Estimating the Jacobian matrix of an unknown multivariate function from sample values by means of a neural network

TL;DR

This paper introduces a neural network-based method to estimate the Jacobian matrix of an unknown multivariate function using sample data, with theoretical error bounds and practical implementation details.

Contribution

It presents a novel training approach that estimates Jacobians from sample pairs without explicit Jacobian data, including formal error bounds.

Findings

Provides an upper bound on the estimation error in operator norm.

Demonstrates the method's effectiveness through implementation and testing.

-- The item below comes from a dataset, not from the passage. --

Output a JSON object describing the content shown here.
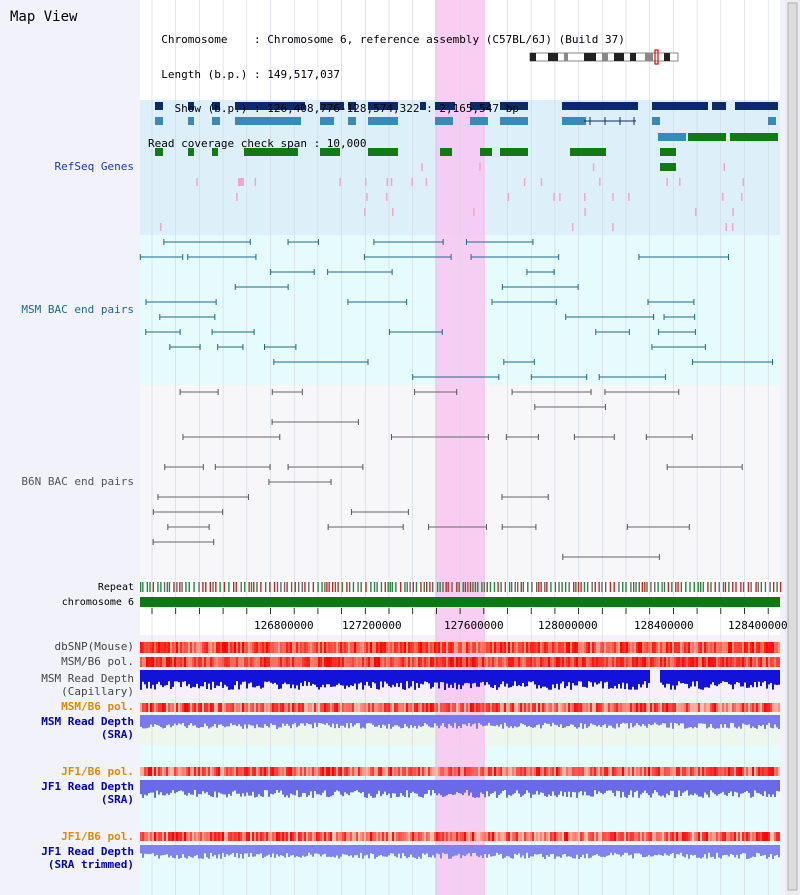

Bridges black-box function approximation and structural function analysis.

Abstract

We describe, implement and test a novel method for training neural networks to estimate the Jacobian matrix $J$ of an unknown multivariate function $F$. The training set is constructed from finitely many pairs $(x,F(x))$ and it contains no explicit information about $J$. The loss function for backpropagation is based on linear approximations and on a nearest neighbor search in the sample data. We formally establish an upper bound on the uniform norm of the error, in operator norm, between the estimated Jacobian matrix provided by the algorithm and the actual Jacobian matrix, under natural assumptions on the function, on the training set and on the loss of the neural network during training. The Jacobian matrix of a multivariate function contains a wealth of information about the function and it has numerous applications in science and engineering. The method given here represents a step in moving from black-box approximations of functions by neural networks to approximations that provide some structural information about the function in question.